08/07/07
固定資産評価不服申し立て制度2(地方税法12)
国民の不満の大半は、他人と比較して自分に対する待遇がバランスを失しているときに起きるものです。
それに不動産評価の絶対水準自体は分かり難いものですし、そもそも固定資産税課税対象価格の意味は、時価である旨繰り返し判例が出ています。
しかし、固定資産評価基準は、公示価等から割りだした価格の7割を評価額としていますので、客観的相場観だけで争っても大抵は、棄却になってしまいます。
そこで前回消化したような近隣評価とのアンバランスの有無をチェックできるようにすることが、実質的権利保護のためには必須なのです。
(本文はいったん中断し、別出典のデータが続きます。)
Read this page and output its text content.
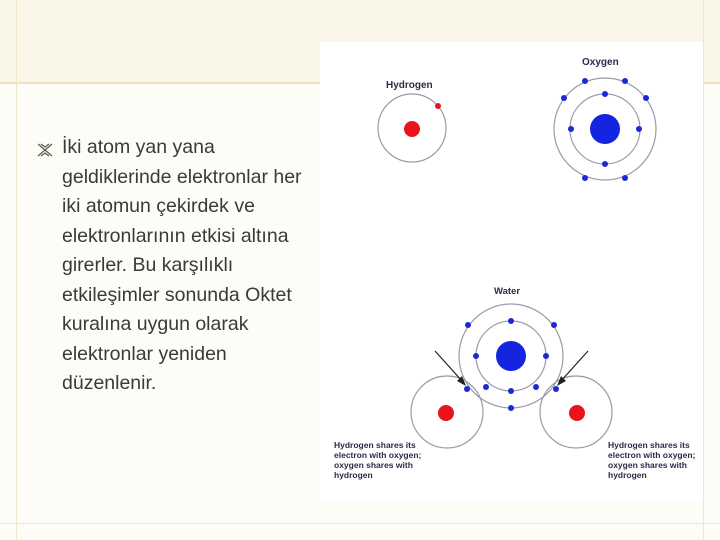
İki atom yan yana geldiklerinde elektronlar her iki atomun çekirdek ve elektronlarının etkisi altına girerler. Bu karşılıklı etkileşimler sonunda Oktet kuralına uygun olarak elektronlar yeniden düzenlenir.

Hydrogen
Oxygen
Water
Hydrogen shares its
electron with oxygen;
oxygen shares with
hydrogen
Hydrogen shares its
electron with oxygen;
oxygen shares with
hydrogen
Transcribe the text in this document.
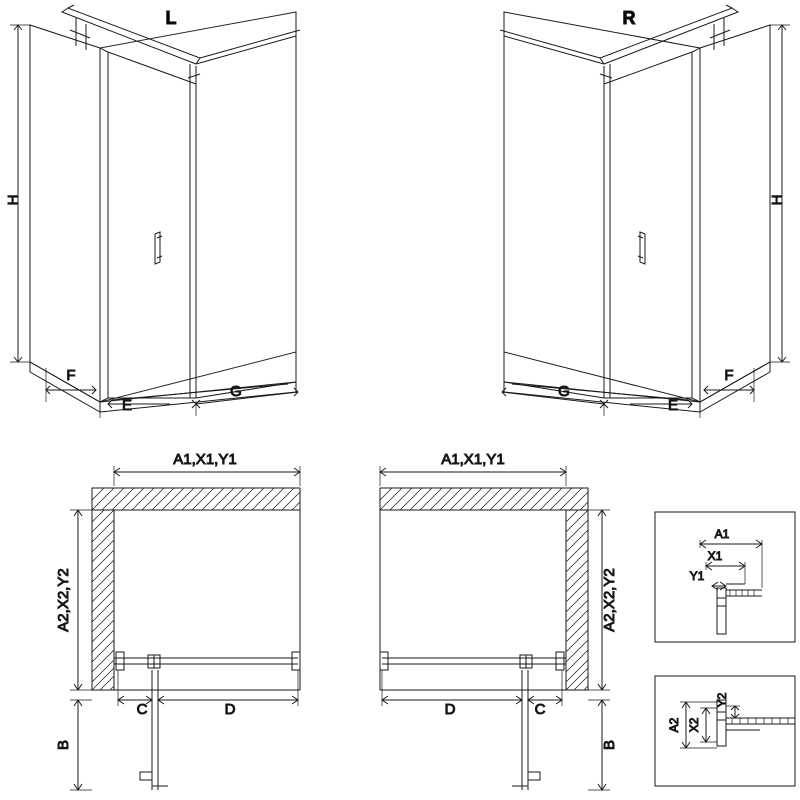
L
H
F
E
G
R
H
F
E
G
A1,X1,Y1
A2,X2,Y2
B
C	D
A1,X1,Y1
A2,X2,Y2
B
D	C
A1
X1
Y1
A2 X2
Y2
国民としては、公示価格基準の7割にしているか8割りにしているかあるいは、公示価より少し高いかではなく、隣と比較して割高にされているかどうかの方が気になるのです。
刑事処分の偏頗運用が、国民の政府に対する信用を毀損することを書いてきましたが、行政も同じことでしょう。
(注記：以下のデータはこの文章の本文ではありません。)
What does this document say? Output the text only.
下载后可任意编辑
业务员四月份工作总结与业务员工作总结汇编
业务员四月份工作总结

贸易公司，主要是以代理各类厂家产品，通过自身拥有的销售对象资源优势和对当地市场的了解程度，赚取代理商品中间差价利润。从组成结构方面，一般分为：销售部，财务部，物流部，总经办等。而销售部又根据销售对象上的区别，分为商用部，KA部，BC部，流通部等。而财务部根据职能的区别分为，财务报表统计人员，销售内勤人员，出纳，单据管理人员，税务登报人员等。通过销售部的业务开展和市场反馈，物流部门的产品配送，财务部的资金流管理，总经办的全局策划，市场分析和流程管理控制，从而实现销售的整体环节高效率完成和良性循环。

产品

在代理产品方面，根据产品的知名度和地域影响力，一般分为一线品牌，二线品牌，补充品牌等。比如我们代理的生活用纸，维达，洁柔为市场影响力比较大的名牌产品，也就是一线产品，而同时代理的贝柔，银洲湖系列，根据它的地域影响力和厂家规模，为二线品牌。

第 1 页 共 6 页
そこで行政や司法では、似たような境遇の他の人がどういう扱いを受けているかについては、プライバシーを理由になかなか開示したがりません。
刑事事件でいえば、その人が飲酒運転したかどうかだけが争点で、ほかの人が罰金になったかどうかは、争点にはならないのです。
朝鮮総連問題でも、都は公益性があるかどうかだけが論点であるとして、似たような他の団体がどういう扱いを受けているか比較するための開示を、一切していないのではないでしょうか?
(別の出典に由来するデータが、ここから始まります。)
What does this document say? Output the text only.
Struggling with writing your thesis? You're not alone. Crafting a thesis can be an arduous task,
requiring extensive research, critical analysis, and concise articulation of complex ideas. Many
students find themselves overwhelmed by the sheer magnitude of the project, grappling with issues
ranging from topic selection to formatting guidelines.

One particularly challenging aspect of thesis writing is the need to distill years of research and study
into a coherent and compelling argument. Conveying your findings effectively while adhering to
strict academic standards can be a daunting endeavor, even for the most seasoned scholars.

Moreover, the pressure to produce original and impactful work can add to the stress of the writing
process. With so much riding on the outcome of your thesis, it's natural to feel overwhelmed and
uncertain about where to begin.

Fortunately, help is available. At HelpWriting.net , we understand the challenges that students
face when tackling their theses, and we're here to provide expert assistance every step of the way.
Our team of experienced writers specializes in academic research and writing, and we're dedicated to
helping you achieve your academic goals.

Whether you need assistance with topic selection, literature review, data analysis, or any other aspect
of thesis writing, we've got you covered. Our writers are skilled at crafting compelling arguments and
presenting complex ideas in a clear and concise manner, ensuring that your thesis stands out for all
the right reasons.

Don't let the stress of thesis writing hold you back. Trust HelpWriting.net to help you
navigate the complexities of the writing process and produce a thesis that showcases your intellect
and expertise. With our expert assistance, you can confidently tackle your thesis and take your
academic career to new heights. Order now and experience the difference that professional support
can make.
ところで、この評価審査委員会委員は、市議会の承認を得て選任される独立委員会で、市当局から独立して、審査することになっています。
とは言っても、千葉市の場合税制課内の職員が、この審査委員会の事務局員になっていますので、独立しているのは、委員だけとなります。
選挙管理委員会もそうですが、めったに事件のない分野では専属の職員を維持できませんので、兼任は仕方がないのです。
地方税法
第六款 固定資産の価格に係る不服審査
(固定資産評価審査委員会の設置、選任等)
第四百二十三条 固定資産課税台帳に登録された価格に関する不服を審査決定するために、市町村に、固定資産評価審査委員会を設置する。
2 固定資産評価審査委員会の委員の定数は三人以上とし、当該市町村の条例で定める。
3 固定資産評価審査委員会の委員は、当該市町村の住民、市町村税の納税義務がある者又は固定資産の評価について学識経験を有する者のうちから、当該市町村の議会の同意を得て、市町村長が選任する。